The direct quotes from Newell on their own are actually still quite vague, and it's really only the (possibly missinterpreted) context provided by Kotaku that suggests he is talking about Valve retailing a complete PC system.
He said the reaction to Steam's TV-friendly Big Picture interface has been "stronger than expected," and that their next step is to get Steam Linux out of beta and to get Big Picture on that operating system, which would give Valve more flexibility when developing their own hardware.
He also expects companies to start selling PC packages for living rooms next year—setups that could consist of computers designed to be hooked up to your TV and run Steam right out of the gate. And yes, Newell said, they'd compete with next-gen consoles from companies like Microsoft and Sony.
"I think in general that most customers and most developers are gonna find that [the PC is] a better environment for them," Newell told me. "Cause they won't have to split the world into thinking about 'why are my friends in the living room, why are my video sources in the living room different from everyone else?' So in a sense we hopefully are gonna unify those environments."
Newell said he's expecting a lot of different companies to release these types of packages—"We'll do it but we also think other people will as well," he told me—and that Valve's hardware might not be as open-source or as malleable as your average computer.
"Well certainly our hardware will be a very controlled environment," he said. "If you want more flexibility, you can always buy a more general purpose PC. For people who want a more turnkey solution, that's what some people are really gonna want for their living room.

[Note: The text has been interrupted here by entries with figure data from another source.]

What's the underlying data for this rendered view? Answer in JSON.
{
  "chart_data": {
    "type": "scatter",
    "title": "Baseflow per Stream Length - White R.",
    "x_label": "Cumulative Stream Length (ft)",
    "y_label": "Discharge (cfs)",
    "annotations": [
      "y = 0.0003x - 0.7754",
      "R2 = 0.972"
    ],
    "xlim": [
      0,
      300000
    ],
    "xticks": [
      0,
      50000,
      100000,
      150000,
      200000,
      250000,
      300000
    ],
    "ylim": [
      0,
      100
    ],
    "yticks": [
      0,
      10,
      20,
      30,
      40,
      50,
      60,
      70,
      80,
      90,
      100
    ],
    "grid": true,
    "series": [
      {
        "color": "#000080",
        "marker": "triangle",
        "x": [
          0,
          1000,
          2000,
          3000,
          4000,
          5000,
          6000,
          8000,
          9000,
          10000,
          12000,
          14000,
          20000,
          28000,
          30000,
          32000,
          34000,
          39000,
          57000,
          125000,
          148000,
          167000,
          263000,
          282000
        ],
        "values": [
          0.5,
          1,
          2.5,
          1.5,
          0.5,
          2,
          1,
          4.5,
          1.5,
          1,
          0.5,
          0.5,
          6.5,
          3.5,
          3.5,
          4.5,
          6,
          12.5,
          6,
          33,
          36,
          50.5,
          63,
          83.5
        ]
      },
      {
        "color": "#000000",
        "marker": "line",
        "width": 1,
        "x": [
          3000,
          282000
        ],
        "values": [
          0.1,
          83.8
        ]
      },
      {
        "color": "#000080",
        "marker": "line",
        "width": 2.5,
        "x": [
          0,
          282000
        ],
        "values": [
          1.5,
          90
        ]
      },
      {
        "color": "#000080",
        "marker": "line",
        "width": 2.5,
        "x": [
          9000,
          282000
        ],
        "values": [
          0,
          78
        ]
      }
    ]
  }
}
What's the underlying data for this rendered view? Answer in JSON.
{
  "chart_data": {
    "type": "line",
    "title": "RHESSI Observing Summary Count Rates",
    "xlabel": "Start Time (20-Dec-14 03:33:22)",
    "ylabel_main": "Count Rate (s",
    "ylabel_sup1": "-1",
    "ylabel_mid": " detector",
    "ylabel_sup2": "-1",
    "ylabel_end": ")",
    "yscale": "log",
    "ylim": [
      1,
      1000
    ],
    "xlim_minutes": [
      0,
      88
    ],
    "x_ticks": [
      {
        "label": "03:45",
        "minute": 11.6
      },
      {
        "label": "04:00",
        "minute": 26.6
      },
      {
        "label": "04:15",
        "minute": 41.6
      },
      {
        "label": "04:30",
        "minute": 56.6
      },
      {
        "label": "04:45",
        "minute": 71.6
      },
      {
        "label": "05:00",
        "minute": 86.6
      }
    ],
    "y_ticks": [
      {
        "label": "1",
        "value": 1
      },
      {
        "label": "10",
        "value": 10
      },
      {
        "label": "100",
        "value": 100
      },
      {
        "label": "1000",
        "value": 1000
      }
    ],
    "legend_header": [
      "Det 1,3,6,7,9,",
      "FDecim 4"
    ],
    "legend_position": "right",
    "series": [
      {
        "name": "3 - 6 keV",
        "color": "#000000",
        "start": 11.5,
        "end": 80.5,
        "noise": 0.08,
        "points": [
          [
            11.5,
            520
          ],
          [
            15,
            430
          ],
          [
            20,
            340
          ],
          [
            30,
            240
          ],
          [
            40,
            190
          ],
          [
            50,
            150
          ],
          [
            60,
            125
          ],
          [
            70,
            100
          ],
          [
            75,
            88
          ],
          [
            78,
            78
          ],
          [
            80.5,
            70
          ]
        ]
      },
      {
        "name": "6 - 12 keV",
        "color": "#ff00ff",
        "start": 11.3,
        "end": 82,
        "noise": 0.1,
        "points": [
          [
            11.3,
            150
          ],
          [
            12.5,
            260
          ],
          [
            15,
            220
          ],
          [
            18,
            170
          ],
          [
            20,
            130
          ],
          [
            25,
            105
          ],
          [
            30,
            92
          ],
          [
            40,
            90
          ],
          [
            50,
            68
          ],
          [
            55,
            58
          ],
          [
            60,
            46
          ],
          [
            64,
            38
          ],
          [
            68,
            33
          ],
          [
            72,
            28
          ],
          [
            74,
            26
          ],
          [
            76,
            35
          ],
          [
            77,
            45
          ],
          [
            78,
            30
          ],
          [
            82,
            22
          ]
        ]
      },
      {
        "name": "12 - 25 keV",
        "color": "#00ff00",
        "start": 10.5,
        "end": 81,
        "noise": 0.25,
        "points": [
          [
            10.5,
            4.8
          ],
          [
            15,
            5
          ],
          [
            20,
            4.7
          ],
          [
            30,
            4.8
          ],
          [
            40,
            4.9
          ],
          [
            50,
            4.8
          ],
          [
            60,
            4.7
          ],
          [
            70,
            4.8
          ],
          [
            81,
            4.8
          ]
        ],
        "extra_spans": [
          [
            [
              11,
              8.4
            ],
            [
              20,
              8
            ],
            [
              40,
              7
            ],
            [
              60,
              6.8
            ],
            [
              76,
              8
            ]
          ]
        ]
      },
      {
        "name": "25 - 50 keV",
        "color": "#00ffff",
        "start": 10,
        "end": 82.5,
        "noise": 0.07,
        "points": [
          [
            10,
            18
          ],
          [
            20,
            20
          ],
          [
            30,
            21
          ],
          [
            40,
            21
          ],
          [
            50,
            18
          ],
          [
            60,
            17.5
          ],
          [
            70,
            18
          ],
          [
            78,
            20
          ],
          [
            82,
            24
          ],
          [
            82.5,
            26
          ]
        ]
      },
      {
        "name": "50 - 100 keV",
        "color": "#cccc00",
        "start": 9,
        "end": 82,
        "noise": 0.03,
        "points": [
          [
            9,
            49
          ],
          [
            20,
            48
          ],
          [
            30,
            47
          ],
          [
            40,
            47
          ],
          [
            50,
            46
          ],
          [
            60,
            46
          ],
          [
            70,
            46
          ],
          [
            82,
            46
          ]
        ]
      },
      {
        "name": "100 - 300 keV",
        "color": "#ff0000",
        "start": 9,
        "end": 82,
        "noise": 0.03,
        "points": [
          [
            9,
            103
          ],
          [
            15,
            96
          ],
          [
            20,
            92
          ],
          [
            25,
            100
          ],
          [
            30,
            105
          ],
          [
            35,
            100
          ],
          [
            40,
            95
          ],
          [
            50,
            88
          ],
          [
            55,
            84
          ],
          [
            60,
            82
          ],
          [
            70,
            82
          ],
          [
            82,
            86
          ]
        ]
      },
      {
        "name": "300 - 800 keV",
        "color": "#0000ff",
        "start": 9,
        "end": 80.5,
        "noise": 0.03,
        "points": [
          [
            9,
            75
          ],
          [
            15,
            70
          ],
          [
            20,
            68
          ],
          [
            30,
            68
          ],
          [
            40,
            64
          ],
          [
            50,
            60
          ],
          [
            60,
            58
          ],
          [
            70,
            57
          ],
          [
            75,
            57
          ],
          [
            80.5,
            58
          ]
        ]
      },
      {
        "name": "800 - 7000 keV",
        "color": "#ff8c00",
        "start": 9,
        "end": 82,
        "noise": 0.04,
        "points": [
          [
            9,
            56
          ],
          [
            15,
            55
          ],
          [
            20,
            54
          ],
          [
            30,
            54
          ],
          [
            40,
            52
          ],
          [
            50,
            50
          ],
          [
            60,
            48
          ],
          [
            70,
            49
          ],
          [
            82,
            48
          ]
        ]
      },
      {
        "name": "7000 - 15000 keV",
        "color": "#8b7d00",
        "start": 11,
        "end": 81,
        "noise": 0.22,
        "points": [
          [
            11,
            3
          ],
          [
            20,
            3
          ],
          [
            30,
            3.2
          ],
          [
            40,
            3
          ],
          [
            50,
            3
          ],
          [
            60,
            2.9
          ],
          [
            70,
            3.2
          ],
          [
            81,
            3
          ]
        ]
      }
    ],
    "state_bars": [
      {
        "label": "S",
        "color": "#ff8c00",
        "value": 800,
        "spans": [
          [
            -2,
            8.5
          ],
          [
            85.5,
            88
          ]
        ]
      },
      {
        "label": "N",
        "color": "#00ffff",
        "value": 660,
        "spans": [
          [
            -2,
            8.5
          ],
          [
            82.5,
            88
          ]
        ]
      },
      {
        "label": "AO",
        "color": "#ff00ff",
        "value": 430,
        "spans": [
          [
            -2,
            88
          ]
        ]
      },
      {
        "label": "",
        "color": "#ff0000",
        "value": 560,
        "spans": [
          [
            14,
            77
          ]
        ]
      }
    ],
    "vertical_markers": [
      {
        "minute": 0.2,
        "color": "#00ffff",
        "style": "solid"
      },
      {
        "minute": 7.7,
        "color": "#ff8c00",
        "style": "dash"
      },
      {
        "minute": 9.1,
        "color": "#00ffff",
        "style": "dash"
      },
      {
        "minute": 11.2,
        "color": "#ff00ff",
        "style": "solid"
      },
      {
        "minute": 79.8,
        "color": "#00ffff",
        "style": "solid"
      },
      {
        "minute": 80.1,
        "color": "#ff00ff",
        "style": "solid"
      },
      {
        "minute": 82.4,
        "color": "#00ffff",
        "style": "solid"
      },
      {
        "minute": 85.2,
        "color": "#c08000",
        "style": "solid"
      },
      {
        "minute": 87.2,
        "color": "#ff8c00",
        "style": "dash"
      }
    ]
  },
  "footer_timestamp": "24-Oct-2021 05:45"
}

"The nice thing about a PC is a lot of different people can try out different solutions, and customers can find the ones that work best for them."
Given Valve's previous comments about developing hardware that the market doesn't already have solutions for, we can't help but feel that whatever the Half-Life developer is cooking up, it's something a little more innovative that a simple boutique PC.
We shouldn't have to wait too much longer to find out at least (Valve Time not withstanding), as previous reports suggest plans to kick off public beta testing of hardware in 2013.